Martingale Characterizations of Non-Homogeneous Counting Processes and Their Fractional Variants
Kartik Tathe, Sayan Ghosh
TL;DR
The paper develops a comprehensive martingale framework for non-homogeneous counting processes and their fractional generalizations. It proves that a non-homogeneous generalized counting process (NGCP) can be represented as a weighted sum of non-homogeneous Poisson processes (NPPs) and that compensated and exponential martingale forms are interchangeable. The authors extend these characterizations to a wide family of time-changed and fractional variants, using stable, tempered stable, and mixed subordinators, and they derive analogous results for Skellam-type processes.
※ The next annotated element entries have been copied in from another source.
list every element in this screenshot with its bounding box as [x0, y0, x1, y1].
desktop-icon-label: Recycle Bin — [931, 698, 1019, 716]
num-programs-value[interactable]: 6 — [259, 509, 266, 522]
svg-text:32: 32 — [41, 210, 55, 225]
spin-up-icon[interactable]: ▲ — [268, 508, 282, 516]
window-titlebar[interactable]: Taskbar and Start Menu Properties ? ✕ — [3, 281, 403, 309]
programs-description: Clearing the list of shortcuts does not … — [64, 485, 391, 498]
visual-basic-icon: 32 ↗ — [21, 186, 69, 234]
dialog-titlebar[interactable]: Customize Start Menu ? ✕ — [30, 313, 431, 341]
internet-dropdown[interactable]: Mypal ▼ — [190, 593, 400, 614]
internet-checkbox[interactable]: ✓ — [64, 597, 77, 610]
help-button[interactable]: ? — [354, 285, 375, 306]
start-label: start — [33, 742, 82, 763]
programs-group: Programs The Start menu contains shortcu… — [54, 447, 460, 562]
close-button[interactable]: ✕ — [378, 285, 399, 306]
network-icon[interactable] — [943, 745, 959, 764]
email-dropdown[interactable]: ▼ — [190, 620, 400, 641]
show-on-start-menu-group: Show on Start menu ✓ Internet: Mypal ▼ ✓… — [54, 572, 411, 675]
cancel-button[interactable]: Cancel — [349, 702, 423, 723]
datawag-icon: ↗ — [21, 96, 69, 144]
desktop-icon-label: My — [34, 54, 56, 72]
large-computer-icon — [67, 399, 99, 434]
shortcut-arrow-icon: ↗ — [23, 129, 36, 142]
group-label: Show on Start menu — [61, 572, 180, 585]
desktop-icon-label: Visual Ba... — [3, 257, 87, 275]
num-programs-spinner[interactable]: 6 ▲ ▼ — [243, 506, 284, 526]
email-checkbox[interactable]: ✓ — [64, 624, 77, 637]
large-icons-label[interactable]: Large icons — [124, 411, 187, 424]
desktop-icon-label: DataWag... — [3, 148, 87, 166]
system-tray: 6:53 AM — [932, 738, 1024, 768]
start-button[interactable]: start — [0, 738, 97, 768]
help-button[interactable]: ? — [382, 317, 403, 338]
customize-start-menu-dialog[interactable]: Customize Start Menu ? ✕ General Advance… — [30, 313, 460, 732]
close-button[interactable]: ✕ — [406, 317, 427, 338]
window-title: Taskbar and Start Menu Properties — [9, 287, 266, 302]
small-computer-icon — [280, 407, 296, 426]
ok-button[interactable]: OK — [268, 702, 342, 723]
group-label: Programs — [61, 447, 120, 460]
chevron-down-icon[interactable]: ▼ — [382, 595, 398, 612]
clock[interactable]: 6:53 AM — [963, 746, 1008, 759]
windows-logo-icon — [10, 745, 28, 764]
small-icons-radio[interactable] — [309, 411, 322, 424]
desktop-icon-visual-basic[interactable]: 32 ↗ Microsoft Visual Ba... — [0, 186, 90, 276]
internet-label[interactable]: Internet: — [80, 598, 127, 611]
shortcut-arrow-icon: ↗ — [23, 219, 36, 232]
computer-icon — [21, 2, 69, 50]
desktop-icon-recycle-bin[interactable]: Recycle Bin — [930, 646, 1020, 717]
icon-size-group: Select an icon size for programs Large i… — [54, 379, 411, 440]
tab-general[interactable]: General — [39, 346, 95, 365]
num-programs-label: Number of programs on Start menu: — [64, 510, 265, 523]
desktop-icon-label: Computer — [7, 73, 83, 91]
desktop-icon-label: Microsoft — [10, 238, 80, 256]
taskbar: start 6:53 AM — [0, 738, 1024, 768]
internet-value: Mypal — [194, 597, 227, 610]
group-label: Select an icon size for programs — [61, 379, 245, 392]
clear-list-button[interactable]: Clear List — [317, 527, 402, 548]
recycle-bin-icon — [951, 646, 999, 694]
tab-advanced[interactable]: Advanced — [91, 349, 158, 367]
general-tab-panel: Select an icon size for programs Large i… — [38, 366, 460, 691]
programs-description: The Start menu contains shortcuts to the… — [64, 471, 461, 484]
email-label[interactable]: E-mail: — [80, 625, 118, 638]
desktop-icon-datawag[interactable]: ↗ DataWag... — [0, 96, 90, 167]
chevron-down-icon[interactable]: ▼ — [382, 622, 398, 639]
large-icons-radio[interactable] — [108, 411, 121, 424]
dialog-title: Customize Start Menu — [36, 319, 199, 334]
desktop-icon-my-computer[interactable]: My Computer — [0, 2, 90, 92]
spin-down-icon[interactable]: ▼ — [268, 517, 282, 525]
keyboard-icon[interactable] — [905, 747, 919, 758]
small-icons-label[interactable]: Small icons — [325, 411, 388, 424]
This unified treatment provides rigorous tools for modeling non-Markovian counting phenomena in applied fields such as queueing, finance, and reliability, and clarifies the structural connections between classical and fractional counting models.
Abstract
This paper investigates the martingale characterizations of non-homogeneous counting processes and their fractional generalizations. We show that the weighted sum of non-homogeneous Poisson processes (NPPs) is the non-homogeneous generalized counting process (NGCP). Both the compensated and exponential forms of martingale characterization for NGCP are obtained, and are shown to be equivalent. Moreover, we provide martingale characterizations for various time-changed variants of the NGCP and their Skellam versions using stable and/or inverse stable subordinators.